Analysis focuses on cities with populations of 25,000 or more, resulting in 246 cities after excluding one outlier. The dependent variable is hate crimes per 10,000 Asian residents. Key independent variables include racial group size, heterogeneity, income inequality, and residential segregation, with controls for gender and age composition, concentrated disadvantage, and residential instability. Negative binomial regression with robust standard errors is used due to the skewed, over-dispersed count outcome. Separate models address multicollinearity between White and Hispanic population shares. Marginal effects quantify the expected change in hate crimes from one-unit changes in predictors. Additional analyses using pre-pandemic data test for COVID-19 confounding.
Results
The percentage of White residents modestly increases anti-Asian hate crimes, while a larger Black population has a stronger positive effect. Hispanic population share is negatively associated with anti-Asian hate crimes. Racial heterogeneity reduces hate crimes, whereas income inequality between Asians and Whites increases them. Residential segregation shows mixed effects: higher Asian-White segregation lowers hate crimes, but higher Asian-Hispanic segregation raises them; Asian-Black segregation is not significant. Among controls, only the percentage of residents aged 15–24 is positively associated with hate crimes.
Pre-pandemic analyses yield similar results, indicating robust effects of racial structural factors. Marginal effect comparisons suggest that Black population size, Asian-White and Asian-Hispanic segregation, and racial heterogeneity have the strongest impacts, though differences in measurement scales warrant cautious interpretation.
Discussion and Conclusion
The results support Blau’s framework, showing that racial structural conditions shape anti-Asian hate crimes. Larger White and Black populations are associated with higher rates, suggesting that greater outgroup size increases opportunities for intergroup contact and potential conflict. Conversely, a larger Hispanic population is linked to lower rates, possibly reflecting substitution with White share or distinct immigrant-status dynamics. Greater racial heterogeneity reduces hate crime, consistent with intergroup contact theory, while deviations from income parity between Asians and Whites increase conflict risk, aligning with resource-competition interpretations. Segregation effects differ by pairing: Asian–White separation reduces contact and conflict, whereas Asian–Hispanic separation may reflect unique spatial processes requiring further study.

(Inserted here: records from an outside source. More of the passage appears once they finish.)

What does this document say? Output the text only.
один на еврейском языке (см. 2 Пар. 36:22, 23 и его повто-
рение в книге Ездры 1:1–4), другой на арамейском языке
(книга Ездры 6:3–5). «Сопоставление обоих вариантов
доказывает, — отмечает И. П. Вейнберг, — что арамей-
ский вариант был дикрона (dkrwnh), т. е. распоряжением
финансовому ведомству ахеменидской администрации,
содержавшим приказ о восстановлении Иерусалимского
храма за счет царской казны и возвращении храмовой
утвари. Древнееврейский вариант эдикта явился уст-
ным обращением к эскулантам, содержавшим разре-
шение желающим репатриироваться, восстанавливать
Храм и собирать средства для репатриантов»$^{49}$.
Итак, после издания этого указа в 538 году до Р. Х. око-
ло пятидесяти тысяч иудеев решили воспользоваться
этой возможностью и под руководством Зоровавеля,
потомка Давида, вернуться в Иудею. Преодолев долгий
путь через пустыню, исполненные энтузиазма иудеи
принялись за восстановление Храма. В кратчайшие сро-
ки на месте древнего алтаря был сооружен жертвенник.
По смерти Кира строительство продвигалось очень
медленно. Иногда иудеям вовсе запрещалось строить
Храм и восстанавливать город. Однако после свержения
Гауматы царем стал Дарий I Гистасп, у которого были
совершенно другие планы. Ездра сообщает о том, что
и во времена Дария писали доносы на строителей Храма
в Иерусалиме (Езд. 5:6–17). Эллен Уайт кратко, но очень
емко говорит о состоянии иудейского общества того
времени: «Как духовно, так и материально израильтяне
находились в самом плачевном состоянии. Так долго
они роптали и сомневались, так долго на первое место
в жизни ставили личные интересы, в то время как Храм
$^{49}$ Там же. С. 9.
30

Limitations include reliance on California police-reported incidents, which may understate true hate crime prevalence, and the lack of offender-race data, which prevents analysis of specific intergroup dynamics. Future research should extend to national datasets, explore interactions among structural factors, examine mechanisms linking structure to individual offending, and assess how acute events, such as COVID-19, interact with structural conditions.

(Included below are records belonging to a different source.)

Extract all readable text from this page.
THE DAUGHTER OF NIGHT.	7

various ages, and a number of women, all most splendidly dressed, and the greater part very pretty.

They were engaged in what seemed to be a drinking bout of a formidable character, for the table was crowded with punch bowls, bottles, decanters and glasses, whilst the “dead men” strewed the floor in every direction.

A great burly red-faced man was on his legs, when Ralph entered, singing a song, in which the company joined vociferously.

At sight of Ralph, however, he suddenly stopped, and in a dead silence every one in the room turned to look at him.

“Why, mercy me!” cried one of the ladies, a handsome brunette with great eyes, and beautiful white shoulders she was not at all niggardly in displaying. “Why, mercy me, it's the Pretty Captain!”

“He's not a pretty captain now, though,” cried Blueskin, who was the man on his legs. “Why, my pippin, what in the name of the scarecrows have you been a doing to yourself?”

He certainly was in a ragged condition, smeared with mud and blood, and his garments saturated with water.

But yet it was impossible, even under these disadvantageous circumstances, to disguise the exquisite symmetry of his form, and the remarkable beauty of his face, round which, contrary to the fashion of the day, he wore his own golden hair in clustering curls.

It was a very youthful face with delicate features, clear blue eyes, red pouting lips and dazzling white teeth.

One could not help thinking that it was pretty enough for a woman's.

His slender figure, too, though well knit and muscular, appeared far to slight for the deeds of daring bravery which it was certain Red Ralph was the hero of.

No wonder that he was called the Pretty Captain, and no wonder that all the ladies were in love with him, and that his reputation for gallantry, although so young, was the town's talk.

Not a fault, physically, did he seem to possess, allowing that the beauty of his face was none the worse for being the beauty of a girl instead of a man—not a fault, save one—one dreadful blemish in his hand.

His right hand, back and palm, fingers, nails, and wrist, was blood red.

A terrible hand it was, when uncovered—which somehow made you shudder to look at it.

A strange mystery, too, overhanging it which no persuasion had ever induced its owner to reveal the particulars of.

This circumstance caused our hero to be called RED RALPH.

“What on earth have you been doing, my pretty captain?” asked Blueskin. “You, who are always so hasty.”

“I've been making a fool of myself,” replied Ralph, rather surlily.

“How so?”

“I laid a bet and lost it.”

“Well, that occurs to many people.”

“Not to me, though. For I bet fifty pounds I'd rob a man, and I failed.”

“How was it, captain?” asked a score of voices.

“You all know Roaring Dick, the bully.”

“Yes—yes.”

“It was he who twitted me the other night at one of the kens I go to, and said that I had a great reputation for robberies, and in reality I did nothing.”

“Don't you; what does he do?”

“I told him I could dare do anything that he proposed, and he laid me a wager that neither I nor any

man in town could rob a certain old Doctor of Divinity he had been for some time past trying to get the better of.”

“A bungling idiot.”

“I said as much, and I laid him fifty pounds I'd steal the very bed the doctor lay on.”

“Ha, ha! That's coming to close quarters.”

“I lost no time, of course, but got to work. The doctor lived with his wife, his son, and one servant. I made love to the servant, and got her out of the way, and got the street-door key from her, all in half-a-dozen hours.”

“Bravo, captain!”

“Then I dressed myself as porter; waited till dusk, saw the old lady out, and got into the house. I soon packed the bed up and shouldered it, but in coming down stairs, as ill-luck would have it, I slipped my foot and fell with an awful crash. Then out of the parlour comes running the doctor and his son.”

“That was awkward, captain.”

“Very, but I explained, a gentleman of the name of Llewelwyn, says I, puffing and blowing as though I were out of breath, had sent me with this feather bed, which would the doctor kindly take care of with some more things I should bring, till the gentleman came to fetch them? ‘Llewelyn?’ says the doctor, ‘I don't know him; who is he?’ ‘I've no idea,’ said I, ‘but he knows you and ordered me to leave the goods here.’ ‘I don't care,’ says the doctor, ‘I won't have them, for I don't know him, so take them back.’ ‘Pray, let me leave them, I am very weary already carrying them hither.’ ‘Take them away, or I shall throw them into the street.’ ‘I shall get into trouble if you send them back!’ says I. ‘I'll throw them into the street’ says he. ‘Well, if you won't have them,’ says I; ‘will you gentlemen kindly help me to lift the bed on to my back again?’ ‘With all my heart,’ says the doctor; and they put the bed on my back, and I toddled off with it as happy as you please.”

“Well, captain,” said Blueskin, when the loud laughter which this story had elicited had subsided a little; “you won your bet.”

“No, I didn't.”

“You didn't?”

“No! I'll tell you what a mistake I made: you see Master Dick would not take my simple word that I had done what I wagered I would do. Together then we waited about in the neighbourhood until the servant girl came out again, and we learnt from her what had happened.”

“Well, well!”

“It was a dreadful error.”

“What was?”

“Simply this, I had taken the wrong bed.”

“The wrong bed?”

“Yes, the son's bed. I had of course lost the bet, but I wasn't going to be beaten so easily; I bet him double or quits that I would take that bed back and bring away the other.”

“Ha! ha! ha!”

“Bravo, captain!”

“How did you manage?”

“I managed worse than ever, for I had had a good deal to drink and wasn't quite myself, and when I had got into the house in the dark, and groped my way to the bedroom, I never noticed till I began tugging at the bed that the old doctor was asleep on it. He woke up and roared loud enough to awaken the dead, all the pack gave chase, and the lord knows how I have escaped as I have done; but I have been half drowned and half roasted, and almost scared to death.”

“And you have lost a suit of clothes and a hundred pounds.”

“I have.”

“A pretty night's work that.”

These findings highlight that group size, heterogeneity, inequality, and segregation help explain variation in anti-Asian hate crimes. While structural change is complex, promoting meaningful intergroup contact through schools, workplaces, and community programs may reduce conflict in diverse settings. Combined with broader efforts to address inequality and spatial segregation, such interventions can help mitigate anti-Asian violence in urban contexts.